Differential diagnosis
  • Hypertrophic scar:
    • Confined to the area of injury without lateral extension
    • Histological overlap: tends to have more delicate fibrillar collagen and no abundant mucosubstances
    • Does not recur; clinical correlation may be required to help distinction from keloid
  • Dermatofibroma, particularly keloidal dermatofibroma:
    • More cellular; typically lacks keloidal collagen
    • No history of preceding trauma
  • Dermatofibrosarcoma protuberans:
    • No history of preceding incisions / surgery at the site
    • Pseudoepitheliomatous hyperplasia of the overlying epidermis
    • Storiform pattern
    • More cellular
    • Cytological atypia present but may be subtle
    • Lacks keloidal collagen
    • Infiltrative edges
    • Extension into subcutaneous tissue
  • Morphea / scleroderma:
    • Involves full thickness of dermis
    • Architecture of dermis largely intact
    • Collagen is thickened and hypereosinophilic but does not form intersecting bands
    • Perivascular inflammatory infiltrate of lymphocytes, plasma cells and macrophages in early lesions
    • Does not have increased ground substance
  • Desmoplastic melanoma:
    • Poorly circumscribed with deep infiltration
    • Elongated spindle cells surrounded by collagen bundles; also scattered hyperchromatic or multinucleated cells with bizarre nuclei
    • May have small foci of lymphoid aggregates
    • May be pure or combined with classic melanoma
Board review style question #1
Which of the following is true of keloid?

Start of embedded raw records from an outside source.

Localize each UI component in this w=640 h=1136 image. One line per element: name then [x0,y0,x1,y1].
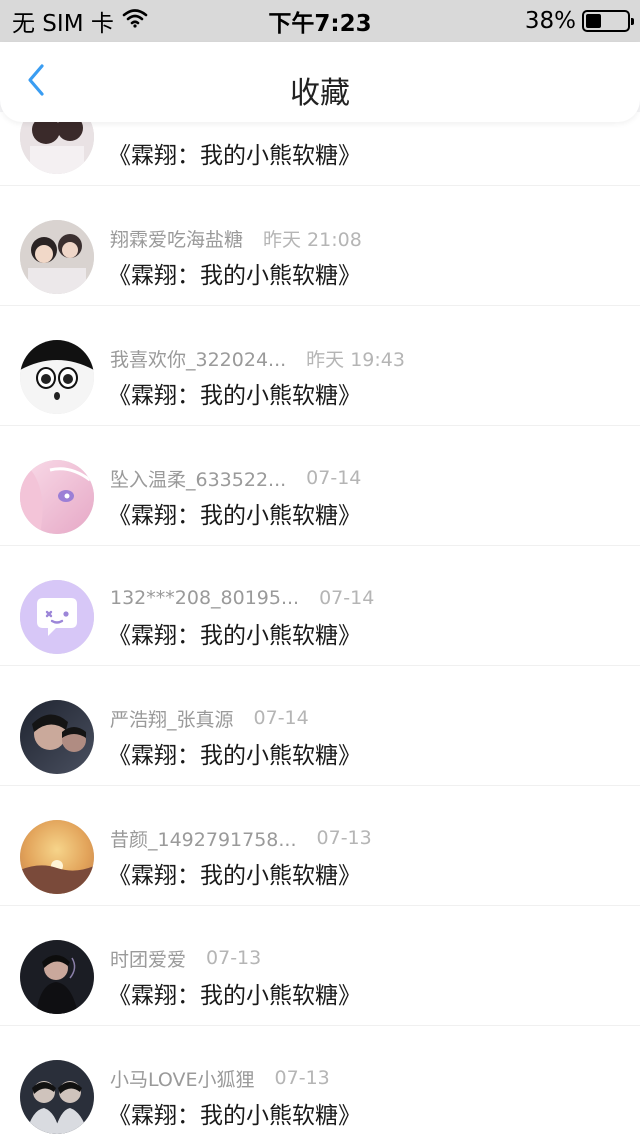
battery-icon [582,10,634,32]
item-username[interactable]: 132***208_80195... [110,587,299,609]
item-title[interactable]: 《霖翔：我的小熊软糖》 [108,1096,620,1130]
item-username[interactable]: 时团爱爱 [110,945,186,972]
avatar[interactable] [20,220,94,294]
item-title[interactable]: 《霖翔：我的小熊软糖》 [108,856,620,890]
item-title[interactable]: 《霖翔：我的小熊软糖》 [108,496,620,530]
item-meta: 昔颜_1492791758... 07-13 [110,824,620,852]
item-timestamp: 07-14 [253,707,309,729]
list-item[interactable]: 《霖翔：我的小熊软糖》 [0,112,640,186]
list-item[interactable]: 坠入温柔_633522... 07-14 《霖翔：我的小熊软糖》 [0,426,640,546]
item-title[interactable]: 《霖翔：我的小熊软糖》 [108,736,620,770]
item-username[interactable]: 翔霖爱吃海盐糖 [110,225,243,252]
battery-level [586,14,602,28]
item-title[interactable]: 《霖翔：我的小熊软糖》 [108,136,620,170]
list-item[interactable]: 小马LOVE小狐狸 07-13 《霖翔：我的小熊软糖》 [0,1026,640,1136]
item-meta: 严浩翔_张真源 07-14 [110,704,620,732]
item-username[interactable]: 昔颜_1492791758... [110,825,297,852]
item-title[interactable]: 《霖翔：我的小熊软糖》 [108,256,620,290]
avatar[interactable] [20,820,94,894]
item-username[interactable]: 小马LOVE小狐狸 [110,1065,255,1092]
battery-percent: 38% [524,8,576,34]
list-item[interactable]: 翔霖爱吃海盐糖 昨天 21:08 《霖翔：我的小熊软糖》 [0,186,640,306]
item-meta: 时团爱爱 07-13 [110,944,620,972]
carrier-label: 无 SIM 卡 [12,11,114,37]
item-meta: 我喜欢你_322024... 昨天 19:43 [110,344,620,372]
item-timestamp: 07-14 [306,467,362,489]
item-meta: 小马LOVE小狐狸 07-13 [110,1064,620,1092]
item-title[interactable]: 《霖翔：我的小熊软糖》 [108,616,620,650]
list-item[interactable]: 132***208_80195... 07-14 《霖翔：我的小熊软糖》 [0,546,640,666]
item-timestamp: 07-13 [206,947,262,969]
nav-bar: 收藏 [0,42,640,122]
status-right: 38% [524,8,634,34]
item-timestamp: 昨天 21:08 [263,228,362,251]
wifi-icon [122,8,148,34]
item-title[interactable]: 《霖翔：我的小熊软糖》 [108,976,620,1010]
page-title: 收藏 [290,76,350,111]
item-timestamp: 07-13 [316,827,372,849]
item-title[interactable]: 《霖翔：我的小熊软糖》 [108,376,620,410]
item-username[interactable]: 严浩翔_张真源 [110,705,234,732]
list-item[interactable]: 严浩翔_张真源 07-14 《霖翔：我的小熊软糖》 [0,666,640,786]
list-item[interactable]: 我喜欢你_322024... 昨天 19:43 《霖翔：我的小熊软糖》 [0,306,640,426]
item-meta: 132***208_80195... 07-14 [110,584,620,612]
status-left: 无 SIM 卡 [12,4,148,38]
avatar[interactable] [20,940,94,1014]
avatar[interactable] [20,700,94,774]
avatar[interactable] [20,1060,94,1134]
avatar[interactable] [20,340,94,414]
item-username[interactable]: 我喜欢你_322024... [110,345,286,372]
list-item[interactable]: 昔颜_1492791758... 07-13 《霖翔：我的小熊软糖》 [0,786,640,906]
avatar[interactable] [20,580,94,654]
avatar[interactable] [20,460,94,534]
status-bar: 无 SIM 卡 下午7:23 38% [0,0,640,42]
favorites-list[interactable]: 《霖翔：我的小熊软糖》 翔霖爱吃海盐糖 昨天 21:08 《霖翔：我的小熊软糖》 我喜欢… [0,112,640,1136]
item-timestamp: 昨天 19:43 [306,348,405,371]
item-meta: 翔霖爱吃海盐糖 昨天 21:08 [110,224,620,252]
item-meta: 坠入温柔_633522... 07-14 [110,464,620,492]
item-timestamp: 07-13 [274,1067,330,1089]
item-timestamp: 07-14 [319,587,375,609]
list-item[interactable]: 时团爱爱 07-13 《霖翔：我的小熊软糖》 [0,906,640,1026]
item-username[interactable]: 坠入温柔_633522... [110,465,286,492]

  1. Hypertrophic scar is synonymous with keloid scar
  2. Keloids are more common in Asian and African populations
  3. Recurrence after surgical excision is uncommon
  4. Thick collagen bundles are unique to keloid
Board review style answer #1
B. Keloids are more common in Asian and African populations. Keloids are up to 15 times more common in Asians, Hispanics and Africans. Answer A is incorrect because hypertrophic scars overlap histologically with keloid but are a separate clinical entity; clinical correlation may be required to separate them. Answer C is incorrect because recurrence occurs in up to half following simple excision. Answer D is incorrect because keloidal collagen is characteristic of keloid but can be seen to a lesser extent in hypertrophic scars.

Comment Here

Reference: Keloid
Board review style question #2

This is a photomicrograph of an excision biopsy from the earlobe of a 22 year old Japanese-Australian woman. What is your diagnosis?

  1. Dermatofibroma
  2. Hypertrophic scar
  3. Keloid
  4. Scleroderma / morphea
Board review style answer #2
C. Keloid. The image shows the classic and characteristic appearance of keloidal collagen. Answer A is incorrect because while dermatofibroma can be similar in appearance, it is typically more cellular and is most common on the legs. Answer B is incorrect because while hypertrophic scars can overlap in histological appearance with keloid, they are generally more cellular and have less keloidal collagen. Clinical history helps to make the diagnosis as Asian individuals have a much higher risk, keloids are most common in young people (10 - 30 years old) and the earlobe is a typical site. Answer D is incorrect because while scleroderma / morphea can mimic keloid on a small biopsy, the collagen pattern is different (being more ordered and almost acellular) and the clinical history is not suggestive.